Sepekan sebelum babak final Pemilihan Presiden (Pilpres) 2024, cuaca politik makin memanas. Menyerang dan bertahan atau menyerang balik menjadi strategi pilihan masing-masing tim pengusung kandidat. Tetapi jika digeneralisasi, pasangan yang paling banyak mendapat serangan adalah kubu Prabowo-Gibran. Figur yang menjadi kekuatan pendukung utama pasangan ini yaitu Jokowi pun tidak terlepas dari sorotan, mulai dari yang sifatnya murni kritik atau yang sudah berbentuk petisi.
Serangan terbaru kembali menerpa pasangan ini pasca Dewan Kehormatan Penyelanggara Pemilu (DKPP) mengeluarkan keputusan tentang dugaan pelanggaran etik yang dilakukan oleh Komisi Pemilihan Umum terkait diterimanya Gibran Rakabuming Raka sebagai calon wakil presiden pendamping Prabowo Subianto. Ada pula pihak yang melaporkan Gibran ke Pengadilan Tinggi Tata Usaha Negara (PTUN). Bagaimana semua isu ini dikemas dalam satu tulisan? Kami mencoba menyajikannya secara kronologis dan kausalitas sesuai prinsip dasar sejarah.
Kritik dan Petisi Beruntun Akademisi
Kritik dimaksud sesungguhnya telah dilancarkan beberapa bulan berselang oleh mahasiswa dari beberapa perguruan tinggi seperti yang sudah pernah kami sajikan dalam beberapa tulisan berselang. Bedanya kali ini bukan lagi mahasiswa yang melancarkan kritik dan protesnya tetapi telah menjalar ke kalangan akademisi di beberapa kampus.
Sepekan terakhir ini akademisi dari beberapa perguruan tinggi di Indonesia telah melayangkan petisi secara beruntun mengkritisi pemerintahan Jokowi. Dimulai dari almamater Presiden Jokowi sendiri yakni Universitas Gajah Mada pada 31 Januari 2024. Berturut-turut kemudian dari tanggal 1-2 Februari 2024 petisi dilancarkan oleh Universitas Islam Indonesia, Universitas Khairun Ternate, Universitas Hasanuddin, Universitas Indonesia, Universitas Andalas, Universitas Sunan Kalijaga, Universitas Lambung Mangkurat, Universitas Atmajaya dan Universitas Muhamamdiyah Bangka Belitung.

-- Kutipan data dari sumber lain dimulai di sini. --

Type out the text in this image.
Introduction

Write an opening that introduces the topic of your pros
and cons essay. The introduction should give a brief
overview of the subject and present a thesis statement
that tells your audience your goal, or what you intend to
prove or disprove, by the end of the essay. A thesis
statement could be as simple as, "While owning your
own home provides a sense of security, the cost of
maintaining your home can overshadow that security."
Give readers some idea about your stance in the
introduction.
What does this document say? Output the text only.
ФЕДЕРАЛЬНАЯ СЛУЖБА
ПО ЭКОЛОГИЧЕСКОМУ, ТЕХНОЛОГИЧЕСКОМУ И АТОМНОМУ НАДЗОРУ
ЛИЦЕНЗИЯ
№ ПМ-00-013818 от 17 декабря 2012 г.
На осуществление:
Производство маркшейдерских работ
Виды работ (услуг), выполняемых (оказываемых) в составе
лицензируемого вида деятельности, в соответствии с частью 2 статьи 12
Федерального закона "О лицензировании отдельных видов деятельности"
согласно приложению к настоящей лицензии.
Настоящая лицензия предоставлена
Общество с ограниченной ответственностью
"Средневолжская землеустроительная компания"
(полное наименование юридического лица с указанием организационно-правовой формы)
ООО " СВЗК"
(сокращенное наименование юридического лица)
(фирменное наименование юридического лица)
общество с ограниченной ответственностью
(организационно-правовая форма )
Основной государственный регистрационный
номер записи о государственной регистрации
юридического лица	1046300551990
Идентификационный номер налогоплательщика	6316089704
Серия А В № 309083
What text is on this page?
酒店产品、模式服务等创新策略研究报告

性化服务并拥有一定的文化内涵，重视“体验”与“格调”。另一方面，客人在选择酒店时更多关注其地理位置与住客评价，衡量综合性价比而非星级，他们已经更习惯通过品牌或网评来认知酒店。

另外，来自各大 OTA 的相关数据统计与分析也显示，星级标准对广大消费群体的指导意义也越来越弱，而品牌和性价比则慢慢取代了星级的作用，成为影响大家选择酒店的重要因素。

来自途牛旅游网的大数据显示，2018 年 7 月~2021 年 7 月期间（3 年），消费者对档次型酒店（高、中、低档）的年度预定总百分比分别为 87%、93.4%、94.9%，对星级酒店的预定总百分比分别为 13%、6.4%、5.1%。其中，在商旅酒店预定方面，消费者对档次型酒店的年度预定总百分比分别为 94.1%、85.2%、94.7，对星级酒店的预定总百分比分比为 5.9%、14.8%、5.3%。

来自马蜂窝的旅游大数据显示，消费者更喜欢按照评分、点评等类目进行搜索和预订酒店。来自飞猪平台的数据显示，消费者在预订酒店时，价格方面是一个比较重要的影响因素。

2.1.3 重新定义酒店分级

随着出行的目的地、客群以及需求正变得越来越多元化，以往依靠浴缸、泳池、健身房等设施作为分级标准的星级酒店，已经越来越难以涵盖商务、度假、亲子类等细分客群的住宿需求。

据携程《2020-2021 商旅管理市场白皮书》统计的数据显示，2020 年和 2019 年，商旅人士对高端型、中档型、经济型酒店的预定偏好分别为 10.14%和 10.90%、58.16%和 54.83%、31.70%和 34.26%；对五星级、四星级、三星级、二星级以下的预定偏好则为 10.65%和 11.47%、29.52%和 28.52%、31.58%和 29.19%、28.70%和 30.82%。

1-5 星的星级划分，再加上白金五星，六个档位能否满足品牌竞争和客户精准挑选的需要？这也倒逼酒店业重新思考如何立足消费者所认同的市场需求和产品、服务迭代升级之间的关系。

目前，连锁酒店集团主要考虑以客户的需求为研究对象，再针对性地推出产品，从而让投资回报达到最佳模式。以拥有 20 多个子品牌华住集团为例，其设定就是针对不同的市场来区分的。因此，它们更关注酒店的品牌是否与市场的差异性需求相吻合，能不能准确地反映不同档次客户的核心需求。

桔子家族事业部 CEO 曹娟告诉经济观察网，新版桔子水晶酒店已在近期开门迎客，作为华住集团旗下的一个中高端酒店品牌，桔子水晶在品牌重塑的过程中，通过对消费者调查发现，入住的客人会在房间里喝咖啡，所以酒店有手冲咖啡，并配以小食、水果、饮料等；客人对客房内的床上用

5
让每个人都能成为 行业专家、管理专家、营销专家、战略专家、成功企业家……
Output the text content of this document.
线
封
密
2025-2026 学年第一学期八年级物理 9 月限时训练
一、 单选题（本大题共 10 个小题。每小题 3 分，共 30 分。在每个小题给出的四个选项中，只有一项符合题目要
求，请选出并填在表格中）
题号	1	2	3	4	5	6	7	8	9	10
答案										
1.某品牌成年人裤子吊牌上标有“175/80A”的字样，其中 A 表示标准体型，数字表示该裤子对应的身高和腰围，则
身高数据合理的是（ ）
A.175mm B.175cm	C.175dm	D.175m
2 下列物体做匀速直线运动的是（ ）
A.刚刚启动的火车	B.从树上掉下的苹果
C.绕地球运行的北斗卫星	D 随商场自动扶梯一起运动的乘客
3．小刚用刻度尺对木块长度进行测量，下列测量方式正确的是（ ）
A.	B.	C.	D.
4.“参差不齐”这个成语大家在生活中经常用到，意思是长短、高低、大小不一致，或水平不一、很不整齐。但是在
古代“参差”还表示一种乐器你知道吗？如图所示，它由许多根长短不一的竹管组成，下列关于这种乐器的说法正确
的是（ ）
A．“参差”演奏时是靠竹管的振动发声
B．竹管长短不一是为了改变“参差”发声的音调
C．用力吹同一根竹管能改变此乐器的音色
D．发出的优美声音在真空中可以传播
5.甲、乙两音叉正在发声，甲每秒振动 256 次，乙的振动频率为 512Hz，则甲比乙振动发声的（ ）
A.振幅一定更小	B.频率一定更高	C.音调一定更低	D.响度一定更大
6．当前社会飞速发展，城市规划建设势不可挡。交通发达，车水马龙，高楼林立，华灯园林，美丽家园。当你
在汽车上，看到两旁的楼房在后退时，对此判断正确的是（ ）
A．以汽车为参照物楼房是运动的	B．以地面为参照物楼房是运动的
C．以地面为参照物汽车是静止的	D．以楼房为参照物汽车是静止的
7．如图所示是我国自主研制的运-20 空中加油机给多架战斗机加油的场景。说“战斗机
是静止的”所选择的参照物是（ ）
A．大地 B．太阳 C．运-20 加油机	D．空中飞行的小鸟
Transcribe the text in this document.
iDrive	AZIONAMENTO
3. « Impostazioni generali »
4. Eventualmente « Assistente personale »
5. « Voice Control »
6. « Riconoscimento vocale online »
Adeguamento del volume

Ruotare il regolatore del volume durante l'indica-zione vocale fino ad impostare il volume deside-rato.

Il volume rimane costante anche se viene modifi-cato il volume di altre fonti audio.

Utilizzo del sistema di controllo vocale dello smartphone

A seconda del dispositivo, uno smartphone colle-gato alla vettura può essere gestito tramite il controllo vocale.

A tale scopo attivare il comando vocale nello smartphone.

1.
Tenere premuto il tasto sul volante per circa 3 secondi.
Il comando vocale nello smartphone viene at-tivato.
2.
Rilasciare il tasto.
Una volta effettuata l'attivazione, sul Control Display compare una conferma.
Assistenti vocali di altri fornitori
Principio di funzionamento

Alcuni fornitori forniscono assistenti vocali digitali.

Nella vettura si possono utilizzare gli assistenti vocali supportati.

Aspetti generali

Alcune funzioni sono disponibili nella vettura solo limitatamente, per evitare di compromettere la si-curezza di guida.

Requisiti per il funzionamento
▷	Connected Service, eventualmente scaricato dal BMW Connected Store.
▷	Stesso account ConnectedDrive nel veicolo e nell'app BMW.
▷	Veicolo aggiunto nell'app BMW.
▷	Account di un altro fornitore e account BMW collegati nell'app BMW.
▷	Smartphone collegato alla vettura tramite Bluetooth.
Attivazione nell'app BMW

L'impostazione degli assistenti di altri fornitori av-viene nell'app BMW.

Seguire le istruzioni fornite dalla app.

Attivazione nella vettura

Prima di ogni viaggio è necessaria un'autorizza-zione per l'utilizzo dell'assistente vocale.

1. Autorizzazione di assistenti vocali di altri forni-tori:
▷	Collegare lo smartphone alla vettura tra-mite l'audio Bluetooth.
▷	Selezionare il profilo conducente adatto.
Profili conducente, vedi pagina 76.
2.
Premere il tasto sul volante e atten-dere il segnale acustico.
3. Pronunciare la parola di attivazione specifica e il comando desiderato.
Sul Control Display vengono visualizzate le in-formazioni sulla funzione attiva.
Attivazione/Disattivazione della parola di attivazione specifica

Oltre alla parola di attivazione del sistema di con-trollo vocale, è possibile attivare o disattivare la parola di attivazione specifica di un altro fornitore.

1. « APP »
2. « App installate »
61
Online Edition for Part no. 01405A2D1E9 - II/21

Pantauan Kompas.com (6/2/2024) antara 31 Januari 2024-5 Februari 2024 terdapat 30 kampus di seluruh Indonesia yang melontarkan kritik terhadap Presiden Jokowi. Akademisi perguruan tinggi seluruh Indonesia ini mengeluarkan petisi terkait kekhawatiran mereka akan masa depan demokrasi di Indonesia. Meski demikian, ada pula sekelompok kecil akademisi yang membuat petisi tandingan yang menyatakan bahwa keadaan Indonesia baik-baik saja.
Demokrasi Diuji Intrik
Di bagian Timur Indonesia, akademisi Fakultas Hukum Universitas Hasanuddin sekaligus anggota Forum Dosen Sulawesi Selatan, Adi Suryadi Culla termasuk yang banyak menunjukkan kekhawatirannya tentang masa depan demokrasi di Indonesia. Ia bahkan sempat menyerahkan buku berjudul Demokrasi dan Masa Depan Kedaulatan Indonesia di sela-sela peluncuran buku yang kami tulis bersama beberapa penulis dan akademisi di Sulawesi Selatan. Penulis yang tergabung dengan grup WA yang sama dengan beliau mencoba menyimpulkan pemikiran mantan Komisioner KPUD Sulsel dan Pusat ini. Penulis lalu menemukan satu frase yang sekaligus merupakan judul salah satu artikel beliau di harian Fajar berjudul "Demokrasi Diuji Intrik."
Demokrasi Sedang Sakit dan Terancam
Adapun frase "Demokrasi Sedang Sakit" penulis temukan dari kekhawatiran Pakar Hukum Universitas Negeri Makassar, Prof. Heri Tahir. Menurutnya, rangkaian peristiwa yang terjadi akhir-akhir ini, khususnya yang berkaitan dengan pemilu, seolah memberi kabar bahwa demokrasi Indonesia sedang sakit. Artinya ada yang tidak sehat di ranah ini. Anggota Forum Dosen lainnya, Hasrullah menegaskan bahwa wajar jika belakangan ini banyak sikap dari pakar dan akademisi, terkait dengan kritik demokrasi. Sebab, mereka semua menganggap bahwa demokrasi Indonesia tengah terancam. Demikian diktuip dari harian Fajar (6/2/2024).